The blog of Nancy Pearl, author of the books Book Lust, More Book Lust, and Book Crush and the model for the Librarian Action figure, provides Nancy’s reviews of hundreds of books. Looking for something great to read? This is the place to find it. You can find out more about Nancy at her website.

Saturday, November 7, 2009

AutoCrit Editing Wizard

AutoCrit Editing Wizard

At AutoCrit Editing Wizard you can receive a free analysis of up to 800 words of your manuscript. All you do is paste a scene or chapter of your manuscript into the Wizard and submit. Your free analysis includes a report of your choice of overused words, repeated phrases, or sentence length variation. Submit it 3 times for all three reports. For a yearly membership fee you can have more of your manuscript analyzed for multiple problems.

Thursday, November 5, 2009


I always find something interesting about authors or books at AuthorCulture. Whether it’s a fascinating look at how three authors strategized a plan for writing their book to a list of author resources, this blog never fails to offer enlightenment.

Tuesday, November 3, 2009

American Library Association

You don’t have to be a librarian to find great information at the American Library Association website. ALA is the organization that presents some of the most respected awards in children’s literature (Descriptions taken from the ALA site):
· Carnegie Medal Information about the Andrew Carnegie Medal for Excellence in Children's Video, administered by the Association for Library Service to Children.
· Geisel Award Information about the Theodor Seuss Geisel Award, to select from the books published the preceding year within the terms, definitions and criteria governing the awards, the most distinguished American book for beginning readers.
· Wilder Medal Current Winner The current winner of the Laura Ingalls Wilder Medal, administered by the Association for Library Service to Children, and honoring an author or illustrator whose books, published inthe United States, have made, over a period of years, a substantial and lasting contribution to literature for children.
· Children's Notable Lists Links to current and past ALSC Children's Notable Lists, including books, recordings, videos and computer software.
· Newbery Medal Information about the current ALSC Newbery Medal winners and links to past winners and award criteria. Administered by the Association for Library Service to Children.
· YALSA's Michael L. Printz Award for Excellence in Young Adult Literature The Michael L. Printz Award honors the best book written for young adults each year. Find more information on Printz, including past winners, biographical information on Michael L. Printz, policies and procedures, and how to nominate a title.
· YALSA's Margaret A. Edwards Award The Margaret A. Edwards Award, sponsored by School Library Journal, honors an author and specific works by that author for lifetime contribution to young adult literature.
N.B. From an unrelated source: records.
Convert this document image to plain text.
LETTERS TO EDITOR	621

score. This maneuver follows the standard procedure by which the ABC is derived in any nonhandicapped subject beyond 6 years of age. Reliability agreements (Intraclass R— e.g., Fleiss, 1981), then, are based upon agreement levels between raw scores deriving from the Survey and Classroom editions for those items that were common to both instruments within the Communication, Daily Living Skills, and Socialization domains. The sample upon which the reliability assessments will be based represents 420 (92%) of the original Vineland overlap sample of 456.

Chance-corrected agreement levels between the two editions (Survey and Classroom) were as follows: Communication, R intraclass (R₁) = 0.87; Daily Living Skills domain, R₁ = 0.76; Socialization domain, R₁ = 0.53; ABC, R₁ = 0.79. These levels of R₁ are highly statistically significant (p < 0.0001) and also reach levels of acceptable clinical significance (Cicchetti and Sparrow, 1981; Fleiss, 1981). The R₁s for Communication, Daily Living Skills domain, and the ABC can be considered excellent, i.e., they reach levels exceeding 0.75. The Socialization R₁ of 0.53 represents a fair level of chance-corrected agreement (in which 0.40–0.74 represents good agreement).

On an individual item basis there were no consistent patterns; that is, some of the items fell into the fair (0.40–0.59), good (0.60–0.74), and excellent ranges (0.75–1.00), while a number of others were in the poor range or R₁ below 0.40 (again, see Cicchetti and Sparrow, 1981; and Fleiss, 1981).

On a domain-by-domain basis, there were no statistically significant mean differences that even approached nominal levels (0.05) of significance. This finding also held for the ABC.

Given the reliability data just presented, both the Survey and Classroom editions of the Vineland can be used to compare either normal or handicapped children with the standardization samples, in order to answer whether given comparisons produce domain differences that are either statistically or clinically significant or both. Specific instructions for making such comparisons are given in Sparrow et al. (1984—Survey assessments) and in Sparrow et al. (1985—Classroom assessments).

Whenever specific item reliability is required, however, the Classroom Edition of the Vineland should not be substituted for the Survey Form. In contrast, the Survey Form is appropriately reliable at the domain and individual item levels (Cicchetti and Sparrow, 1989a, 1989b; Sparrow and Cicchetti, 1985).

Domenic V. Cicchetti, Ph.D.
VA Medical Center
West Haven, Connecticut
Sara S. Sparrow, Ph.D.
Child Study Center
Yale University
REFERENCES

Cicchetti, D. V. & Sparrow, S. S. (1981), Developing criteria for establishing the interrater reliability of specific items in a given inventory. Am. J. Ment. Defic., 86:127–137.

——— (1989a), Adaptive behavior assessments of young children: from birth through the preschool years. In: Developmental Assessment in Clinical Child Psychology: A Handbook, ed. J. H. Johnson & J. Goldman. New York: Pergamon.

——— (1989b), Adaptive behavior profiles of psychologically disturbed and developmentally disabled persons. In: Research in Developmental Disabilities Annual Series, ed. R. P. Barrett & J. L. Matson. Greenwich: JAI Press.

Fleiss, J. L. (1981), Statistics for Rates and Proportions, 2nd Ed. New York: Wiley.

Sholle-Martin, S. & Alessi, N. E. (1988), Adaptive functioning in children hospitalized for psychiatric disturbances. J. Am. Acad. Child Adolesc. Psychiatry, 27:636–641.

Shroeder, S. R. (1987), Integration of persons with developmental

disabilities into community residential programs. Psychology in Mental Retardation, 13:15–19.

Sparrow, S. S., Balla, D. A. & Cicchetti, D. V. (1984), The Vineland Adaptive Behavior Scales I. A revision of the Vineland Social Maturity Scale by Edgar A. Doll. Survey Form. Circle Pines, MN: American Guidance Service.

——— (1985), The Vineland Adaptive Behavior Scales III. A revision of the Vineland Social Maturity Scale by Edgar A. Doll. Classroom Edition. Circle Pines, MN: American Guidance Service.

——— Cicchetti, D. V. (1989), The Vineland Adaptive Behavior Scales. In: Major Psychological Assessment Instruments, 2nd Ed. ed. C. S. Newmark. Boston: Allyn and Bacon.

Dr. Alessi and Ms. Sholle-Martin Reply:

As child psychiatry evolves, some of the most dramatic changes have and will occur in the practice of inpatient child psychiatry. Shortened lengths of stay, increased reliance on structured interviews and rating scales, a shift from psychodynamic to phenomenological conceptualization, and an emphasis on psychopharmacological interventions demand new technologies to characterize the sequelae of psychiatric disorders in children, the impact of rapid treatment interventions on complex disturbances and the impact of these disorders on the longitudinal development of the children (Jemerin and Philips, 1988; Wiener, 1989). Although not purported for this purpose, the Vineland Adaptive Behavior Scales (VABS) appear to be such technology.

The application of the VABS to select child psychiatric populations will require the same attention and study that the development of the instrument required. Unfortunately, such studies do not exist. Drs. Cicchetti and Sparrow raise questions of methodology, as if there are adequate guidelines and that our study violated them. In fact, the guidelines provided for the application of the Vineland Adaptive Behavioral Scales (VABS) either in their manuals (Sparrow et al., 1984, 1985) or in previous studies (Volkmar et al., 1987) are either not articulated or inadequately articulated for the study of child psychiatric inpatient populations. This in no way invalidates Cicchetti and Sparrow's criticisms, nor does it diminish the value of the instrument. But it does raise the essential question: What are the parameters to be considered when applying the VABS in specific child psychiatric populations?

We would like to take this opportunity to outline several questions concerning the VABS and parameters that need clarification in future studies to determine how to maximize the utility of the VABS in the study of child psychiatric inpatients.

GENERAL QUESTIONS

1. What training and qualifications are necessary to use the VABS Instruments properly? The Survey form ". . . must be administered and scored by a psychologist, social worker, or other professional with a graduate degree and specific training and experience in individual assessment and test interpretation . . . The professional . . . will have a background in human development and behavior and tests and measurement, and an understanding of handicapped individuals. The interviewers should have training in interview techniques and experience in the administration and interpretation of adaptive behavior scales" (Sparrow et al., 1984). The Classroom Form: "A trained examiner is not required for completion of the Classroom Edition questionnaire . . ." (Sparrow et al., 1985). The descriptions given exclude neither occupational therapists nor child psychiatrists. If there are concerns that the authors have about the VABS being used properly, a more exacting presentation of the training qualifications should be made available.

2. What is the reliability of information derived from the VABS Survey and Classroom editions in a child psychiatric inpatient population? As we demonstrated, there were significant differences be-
Find more information on the Edwards Award, including previous winners, biographical information on Margaret A. Edwards, policies and procedures, and how to nominate an author and title.
· YALSA's Alex Awards The Alex Awards are given to 10 adult books with special appeal to young adults. Find more information on the award, including past winners, policies and procedures and how to nominate a title.
· The Coretta Scott King Book Awards
And many, many more!!

Monday, November 2, 2009

Author Magazine Editor's Blog

The blog of Bill Kenower, Editor-in-Chief of Author Magazine, offers editorials on a wide variety of topics relating to writing. You can even listen the the blog posts in an audio version.

Sunday, November 1, 2009

A Walk in the WoRds

This blog is subtitled “A linguistic tour for people who love having fun with words and language.” You’ll find wordplay in cartoons, advertising, and musings of the author.